The conventional wisdom for managing prediabetes is first diet and exercise and then, when the body’s insulin production decreases significantly with full-blown Type 2 diabetes, management through daily insulin injections, which help control blood sugar levels. When Inkinen first approached Bob Kocher, a medical doctor and partner at Venrock, about funding Virta’s seed round, Kocher passed the deal. “I don’t think any normal person would do this,” he recalls.
But Inkinen set out to prove him wrong. In Virta’s first trial with a dozen patients who were morbidly obese, they all succeeded at maintaining ketosis, getting off diabetes medications and having normal blood sugar readings, says Kocher. He called each of them asking how they did it. Many people said they didn’t think it was possible at first, but their lives had been changed. “It was like a religion,” says Kocher, who now sits on Virta’s board and subsequently led the company’s Series A and B rounds.
Virta Health’s app.
When a patient starts with Virta, they are sent a starter kit that includes a way to measure blood glucose, blood ketones and a scale for weight. The program, which is accessed through an app, has two main components. The first is modifying the patient’s diet through daily virtual coaching to ensure they remain in the nutritional ketosis zone. The second is virtual communication with a doctor, who is monitoring blood glucose levels and de-prescribing diabetes medication like insulin as the patient’s health improves.
Sixty-three percent of Virta patients eliminated diabetes-specific medications at the end of a one-year non-randomized clinical trial, and 94% of patients eliminated or reduced their insulin usage. Retention is also quite high, with 83% of users still participating after one year. Patients also see health benefits like weight loss and improvements in blood pressure. But what has caught the attention of investors and customers is that patients also save thousands of dollars in medical costs. There are no upfront costs for users, but employers and insurers pay per patient. Virta has what one customer referred to as “bullshit insurance,” says Inkinen. “We only get paid if we achieve certain clinical and economic outcomes.”
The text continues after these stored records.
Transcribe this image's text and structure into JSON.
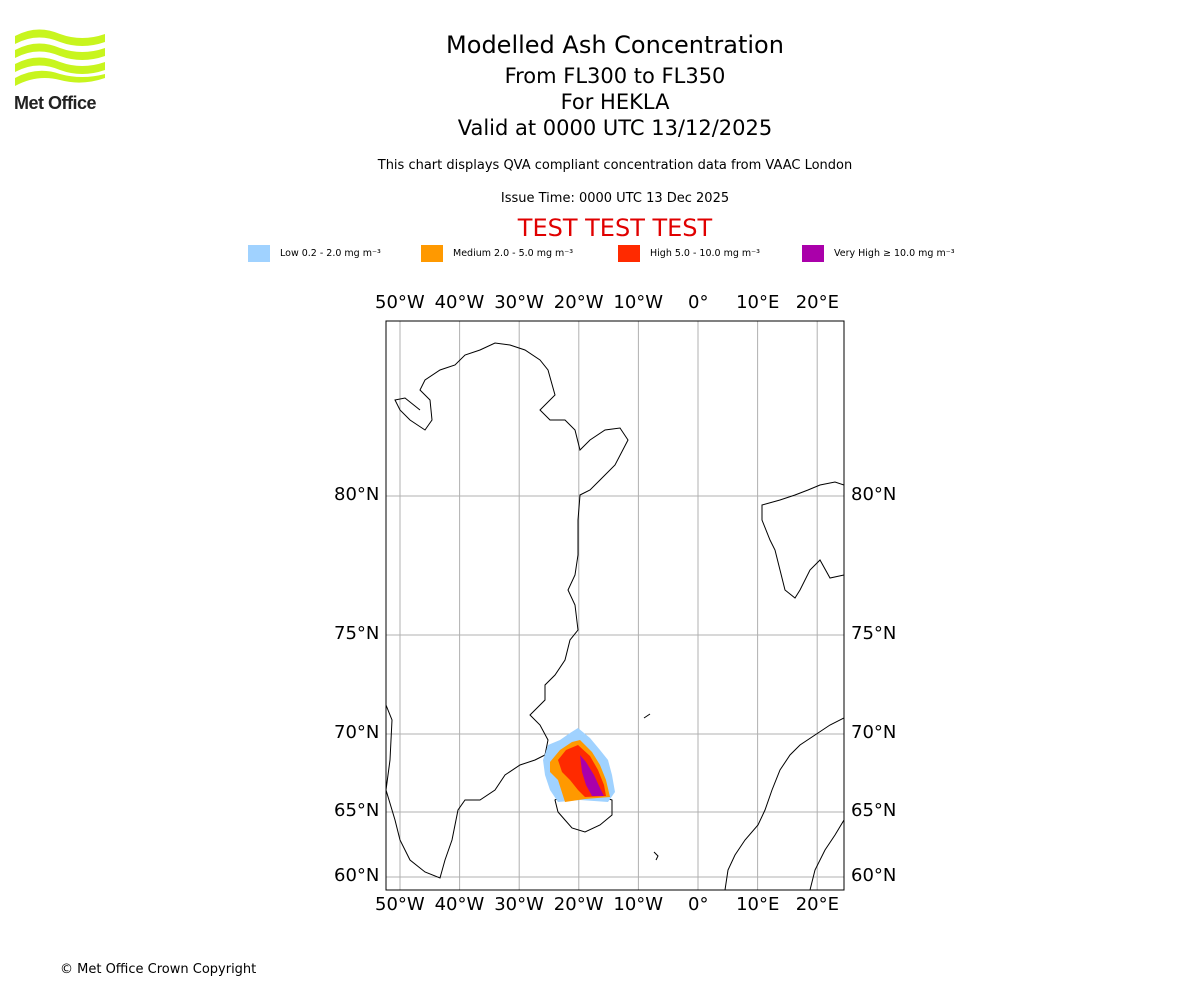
{
  "logo": {
    "text": "Met Office",
    "color": "#c8f51e"
  },
  "header": {
    "title": "Modelled Ash Concentration",
    "levels": "From FL300 to FL350",
    "volcano": "For HEKLA",
    "valid": "Valid at 0000 UTC 13/12/2025",
    "subtitle": "This chart displays QVA compliant concentration data from VAAC London",
    "issue": "Issue Time: 0000 UTC 13 Dec 2025",
    "test_banner": "TEST TEST TEST"
  },
  "legend": [
    {
      "label": "Low 0.2 - 2.0 mg m⁻³",
      "color": "#a0d2ff"
    },
    {
      "label": "Medium 2.0 - 5.0 mg m⁻³",
      "color": "#ff9900"
    },
    {
      "label": "High 5.0 - 10.0 mg m⁻³",
      "color": "#ff2a00"
    },
    {
      "label": "Very High ≥ 10.0 mg m⁻³",
      "color": "#aa00aa"
    }
  ],
  "chart_data": {
    "type": "map",
    "lon_ticks": [
      "50°W",
      "40°W",
      "30°W",
      "20°W",
      "10°W",
      "0°",
      "10°E",
      "20°E"
    ],
    "lon_values": [
      -50,
      -40,
      -30,
      -20,
      -10,
      0,
      10,
      20
    ],
    "lat_ticks": [
      "80°N",
      "75°N",
      "70°N",
      "65°N",
      "60°N"
    ],
    "lat_values": [
      80,
      75,
      70,
      65,
      60
    ],
    "grid": true,
    "plume": "Ash cloud north-west of Iceland, roughly 66–70°N, 25–14°W"
  },
  "footer": {
    "copyright": "© Met Office Crown Copyright"
  }
}
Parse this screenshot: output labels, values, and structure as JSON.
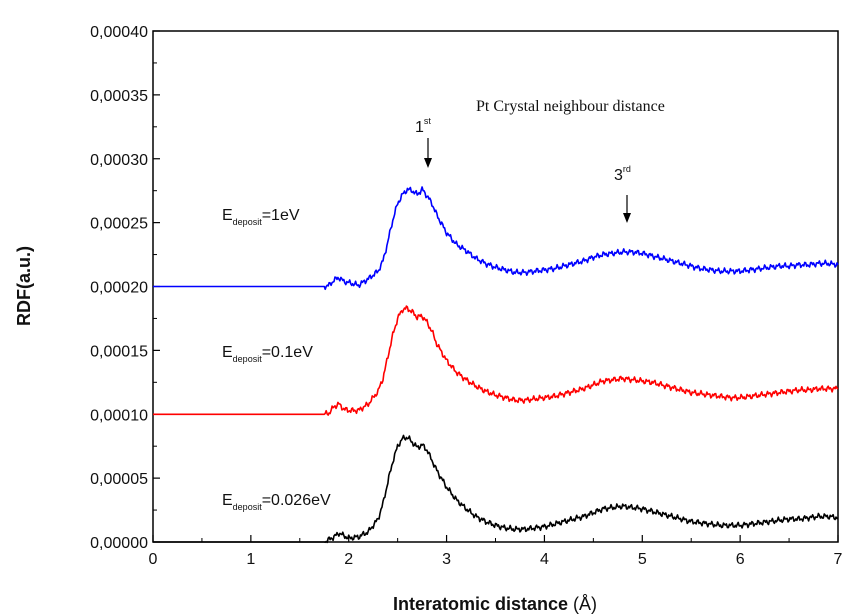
{
  "chart_data": {
    "type": "line",
    "xlabel": "Interatomic distance",
    "xlabel_unit": "(Å)",
    "ylabel": "RDF(a.u.)",
    "xlim": [
      0,
      7
    ],
    "ylim": [
      0,
      0.0004
    ],
    "x_ticks": [
      "0",
      "1",
      "2",
      "3",
      "4",
      "5",
      "6",
      "7"
    ],
    "y_ticks": [
      "0,00000",
      "0,00005",
      "0,00010",
      "0,00015",
      "0,00020",
      "0,00025",
      "0,00030",
      "0,00035",
      "0,00040"
    ],
    "grid": false,
    "annotations": {
      "title_text": "Pt Crystal neighbour distance",
      "first": {
        "main": "1",
        "sup": "st",
        "x": 2.78,
        "y": 0.0003
      },
      "third": {
        "main": "3",
        "sup": "rd",
        "x": 4.82,
        "y": 0.000255
      }
    },
    "series": [
      {
        "label_main": "E",
        "label_sub": "deposit",
        "label_value": "=1eV",
        "color": "#0000ff",
        "x": [
          0,
          1.75,
          1.8,
          1.85,
          1.9,
          1.95,
          2.0,
          2.1,
          2.2,
          2.3,
          2.35,
          2.4,
          2.45,
          2.5,
          2.55,
          2.6,
          2.65,
          2.7,
          2.75,
          2.8,
          2.85,
          2.9,
          3.0,
          3.1,
          3.2,
          3.3,
          3.4,
          3.5,
          3.6,
          3.7,
          3.8,
          3.9,
          4.0,
          4.1,
          4.2,
          4.3,
          4.4,
          4.5,
          4.6,
          4.7,
          4.8,
          4.9,
          5.0,
          5.1,
          5.2,
          5.3,
          5.4,
          5.5,
          5.6,
          5.7,
          5.8,
          5.9,
          6.0,
          6.1,
          6.2,
          6.3,
          6.4,
          6.5,
          6.6,
          6.7,
          6.8,
          6.9,
          7.0
        ],
        "y": [
          0.0002,
          0.0002,
          0.000201,
          0.000205,
          0.000207,
          0.000204,
          0.000203,
          0.000201,
          0.000206,
          0.000212,
          0.00022,
          0.000235,
          0.000252,
          0.000265,
          0.000272,
          0.000276,
          0.000275,
          0.000272,
          0.000276,
          0.000271,
          0.000265,
          0.000256,
          0.000242,
          0.000233,
          0.000228,
          0.000222,
          0.000218,
          0.000215,
          0.000213,
          0.000211,
          0.000211,
          0.000212,
          0.000213,
          0.000214,
          0.000216,
          0.000218,
          0.00022,
          0.000223,
          0.000225,
          0.000226,
          0.000227,
          0.000227,
          0.000226,
          0.000224,
          0.000222,
          0.00022,
          0.000218,
          0.000216,
          0.000214,
          0.000213,
          0.000212,
          0.000212,
          0.000212,
          0.000213,
          0.000214,
          0.000215,
          0.000216,
          0.000216,
          0.000217,
          0.000217,
          0.000218,
          0.000218,
          0.000217
        ]
      },
      {
        "label_main": "E",
        "label_sub": "deposit",
        "label_value": "=0.1eV",
        "color": "#ff0000",
        "x": [
          0,
          1.75,
          1.8,
          1.85,
          1.9,
          1.95,
          2.0,
          2.1,
          2.2,
          2.3,
          2.35,
          2.4,
          2.45,
          2.5,
          2.55,
          2.6,
          2.65,
          2.7,
          2.75,
          2.8,
          2.85,
          2.9,
          3.0,
          3.1,
          3.2,
          3.3,
          3.4,
          3.5,
          3.6,
          3.7,
          3.8,
          3.9,
          4.0,
          4.1,
          4.2,
          4.3,
          4.4,
          4.5,
          4.6,
          4.7,
          4.8,
          4.9,
          5.0,
          5.1,
          5.2,
          5.3,
          5.4,
          5.5,
          5.6,
          5.7,
          5.8,
          5.9,
          6.0,
          6.1,
          6.2,
          6.3,
          6.4,
          6.5,
          6.6,
          6.7,
          6.8,
          6.9,
          7.0
        ],
        "y": [
          0.0001,
          0.0001,
          0.000101,
          0.000106,
          0.000108,
          0.000104,
          0.000103,
          0.000103,
          0.000108,
          0.000118,
          0.000128,
          0.000145,
          0.000162,
          0.000175,
          0.000182,
          0.000183,
          0.00018,
          0.000176,
          0.000177,
          0.000172,
          0.000165,
          0.000155,
          0.000142,
          0.000133,
          0.000127,
          0.000122,
          0.000118,
          0.000115,
          0.000113,
          0.000111,
          0.000111,
          0.000112,
          0.000113,
          0.000114,
          0.000116,
          0.000118,
          0.00012,
          0.000123,
          0.000126,
          0.000127,
          0.000128,
          0.000127,
          0.000126,
          0.000125,
          0.000123,
          0.000121,
          0.000119,
          0.000117,
          0.000116,
          0.000115,
          0.000114,
          0.000113,
          0.000113,
          0.000114,
          0.000115,
          0.000116,
          0.000117,
          0.000118,
          0.000119,
          0.000119,
          0.00012,
          0.00012,
          0.00012
        ]
      },
      {
        "label_main": "E",
        "label_sub": "deposit",
        "label_value": "=0.026eV",
        "color": "#000000",
        "x": [
          0,
          1.75,
          1.8,
          1.85,
          1.9,
          1.95,
          2.0,
          2.1,
          2.2,
          2.3,
          2.35,
          2.4,
          2.45,
          2.5,
          2.55,
          2.6,
          2.65,
          2.7,
          2.75,
          2.8,
          2.85,
          2.9,
          3.0,
          3.1,
          3.2,
          3.3,
          3.4,
          3.5,
          3.6,
          3.7,
          3.8,
          3.9,
          4.0,
          4.1,
          4.2,
          4.3,
          4.4,
          4.5,
          4.6,
          4.7,
          4.8,
          4.9,
          5.0,
          5.1,
          5.2,
          5.3,
          5.4,
          5.5,
          5.6,
          5.7,
          5.8,
          5.9,
          6.0,
          6.1,
          6.2,
          6.3,
          6.4,
          6.5,
          6.6,
          6.7,
          6.8,
          6.9,
          7.0
        ],
        "y": [
          0,
          0,
          2e-06,
          4e-06,
          7e-06,
          5e-06,
          3e-06,
          4e-06,
          8e-06,
          1.8e-05,
          3e-05,
          4.7e-05,
          6.3e-05,
          7.5e-05,
          8.1e-05,
          8.2e-05,
          7.8e-05,
          7.4e-05,
          7.6e-05,
          7.2e-05,
          6.4e-05,
          5.6e-05,
          4.3e-05,
          3.3e-05,
          2.6e-05,
          2e-05,
          1.6e-05,
          1.3e-05,
          1.1e-05,
          1e-05,
          1e-05,
          1.1e-05,
          1.2e-05,
          1.4e-05,
          1.6e-05,
          1.8e-05,
          2e-05,
          2.3e-05,
          2.6e-05,
          2.7e-05,
          2.8e-05,
          2.7e-05,
          2.6e-05,
          2.4e-05,
          2.2e-05,
          2e-05,
          1.8e-05,
          1.6e-05,
          1.5e-05,
          1.4e-05,
          1.3e-05,
          1.3e-05,
          1.3e-05,
          1.4e-05,
          1.5e-05,
          1.6e-05,
          1.7e-05,
          1.8e-05,
          1.8e-05,
          1.9e-05,
          2e-05,
          2e-05,
          1.9e-05
        ]
      }
    ]
  }
}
Virta’s bills a bundled payment tied to a patient hitting certain clinical and financial milestones. Virta started with self-insured employers and has since grown to include health insurer customers and government contracts with the Veterans Administration and Indian Health Service. “It’s time to take Type 2 diabetes reversal mainstream by scaling, but there is lots of work ahead of us,” says Inkinen. Virta is hiring more engineers to build out its platform and attract more customers. Providing continuous remote care is no small feat, as the company has built its own in-house electronic medical record system. Plus, it will also continue to invest in more research and trials. The ultimate goal is to eventually apply the Virta model to other complex chronic conditions, Inkinen says, though he declined to specify which ones.
Having taken one company public before, Inkinen is taking his time. “It’s really just one of the tools in your toolkit,” he says when asked if Virta will pursue an IPO in the near future. “You have to make sure that it serves the long-term journey, as opposed to some, sort of, day trading approach. So I’m definitely taking a very long-term view and not rushing.”
Correction: This story has been corrected to reflect the Virta bills a bundled payment tied to clinical and financial milestones.